Il insiste sur la nécessité d'accroître l'efficacité de la mise en uvre et du suivi de la réglementation et des sanctions prévues par le droit de l'Union en matière de TIC, y compris par l'utilisation de clauses dites "attrape-tout" (catch-all), de manière à garantir le respect de la législation par toutes les parties. Dune manière générale, le Parlement souligne que le respect des droits fondamentaux est essentiel au succès des dispositifs de lutte contre le terrorisme, notamment des technologies de surveillance numérique.
Biens à double usage : le Parlement exhorte la Commission à proposer des stratégies intelligentes et efficaces de limitation et de réglementation des exportations commerciales de services relatifs à la mise en uvre et à l'utilisation de technologies à double usage, afin de résoudre la question des exportations potentiellement dommageables vers des pays tiers de produits et de services dans le domaine des TIC. Il demande à la Commission d'y inclure des mesures de sauvegarde efficaces afin d'empêcher que le contrôle des exportations ne nuise à la recherche.
Il réaffirme que les normes de l'Union, en particulier sa Charte des droits fondamentaux, doivent prévaloir lors de l'évaluation d'incidents au cours desquels des technologies à double usage sont utilisées d'une manière susceptible de porter atteinte aux droits de l'homme. Il déplore que des entreprises européennes ainsi que des entreprises internationales actives sur le territoire de l'Union qui vendent des technologies à double usage coopèrent avec des régimes qui ne respectent pas les droits de l'homme. Il appelle la Commission à exclure publiquement les entreprises qui se livrent à de telles activités, des procédures de passation de marchés de l'Union, des aides au financement de la recherche-développement ainsi que de tout autre soutien financier.

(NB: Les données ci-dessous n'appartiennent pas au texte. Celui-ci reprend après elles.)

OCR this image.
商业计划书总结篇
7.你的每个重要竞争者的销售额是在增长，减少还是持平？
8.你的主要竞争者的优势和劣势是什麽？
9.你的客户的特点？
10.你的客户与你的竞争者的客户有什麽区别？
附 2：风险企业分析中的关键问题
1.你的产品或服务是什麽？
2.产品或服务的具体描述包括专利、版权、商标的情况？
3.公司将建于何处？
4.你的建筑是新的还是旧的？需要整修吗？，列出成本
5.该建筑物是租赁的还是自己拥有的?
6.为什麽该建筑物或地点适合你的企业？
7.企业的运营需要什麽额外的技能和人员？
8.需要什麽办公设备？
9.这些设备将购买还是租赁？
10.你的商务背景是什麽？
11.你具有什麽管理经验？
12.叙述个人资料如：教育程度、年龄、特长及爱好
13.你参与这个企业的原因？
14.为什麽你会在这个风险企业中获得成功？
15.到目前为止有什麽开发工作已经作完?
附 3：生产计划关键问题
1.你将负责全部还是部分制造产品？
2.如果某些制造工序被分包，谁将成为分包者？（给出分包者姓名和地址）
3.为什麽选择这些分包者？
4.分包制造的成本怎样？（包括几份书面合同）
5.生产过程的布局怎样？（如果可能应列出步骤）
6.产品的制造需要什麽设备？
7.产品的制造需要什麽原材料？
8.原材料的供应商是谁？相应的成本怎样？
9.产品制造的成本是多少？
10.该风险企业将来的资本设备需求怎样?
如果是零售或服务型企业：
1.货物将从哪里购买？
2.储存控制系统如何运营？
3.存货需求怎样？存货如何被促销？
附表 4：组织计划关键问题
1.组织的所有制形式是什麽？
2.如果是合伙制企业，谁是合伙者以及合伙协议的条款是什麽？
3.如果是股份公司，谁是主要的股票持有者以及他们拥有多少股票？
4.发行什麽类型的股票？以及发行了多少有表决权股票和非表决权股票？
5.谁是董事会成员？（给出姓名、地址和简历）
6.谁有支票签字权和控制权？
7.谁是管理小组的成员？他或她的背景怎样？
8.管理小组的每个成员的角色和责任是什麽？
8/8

Neutralité dinternet : le Parlement demande à la Commission et au Conseil de s'engager activement en faveur de l'internet ouvert, de procédures décisionnelles multipartites, de la neutralité d'internet, des libertés numériques et de dispositifs de protection des données dans les pays tiers. Il demande explicitement de diffuser des outils permettant l'utilisation anonyme ou sous pseudonyme de l'internet, et conteste la vision tronquée selon laquelle ces outils ne serviraient qu'à des fins criminelles.
Il rappelle que les technologies ad hoc sans fil à structure maillée ("mesh") se prêtent particulièrement à la mise en place de réseaux secondaires dans les zones où l'internet est indisponible ou bloqué, et qu'elles peuvent renforcer les droits de l'homme.
Cryptage pour tous : le Parlement demande l'autorisation du cryptage pour tous, ainsi que la mise en place des conditions nécessaires à l'autorisation du cryptage. Les contrôles devraient être assurés par l'utilisateur final, qui devrait disposer des compétences requises pour ce faire. Il demande en outre la mise en place systématique de normes de cryptage de bout en bout pour tous les services de communication afin d'en rendre le contenu plus difficilement accessible pour les pouvoirs publics, les services de renseignement et les organismes de surveillance. Il souligne qu'il incombe particulièrement aux services de renseignement de restaurer la confiance et demande qu'il soit mis un terme à la surveillance de masse.
Il condamne enfin l'affaiblissement et l'altération des protocoles et des produits de cryptage, en particulier par les services de renseignement désireux d'intercepter les communications cryptées.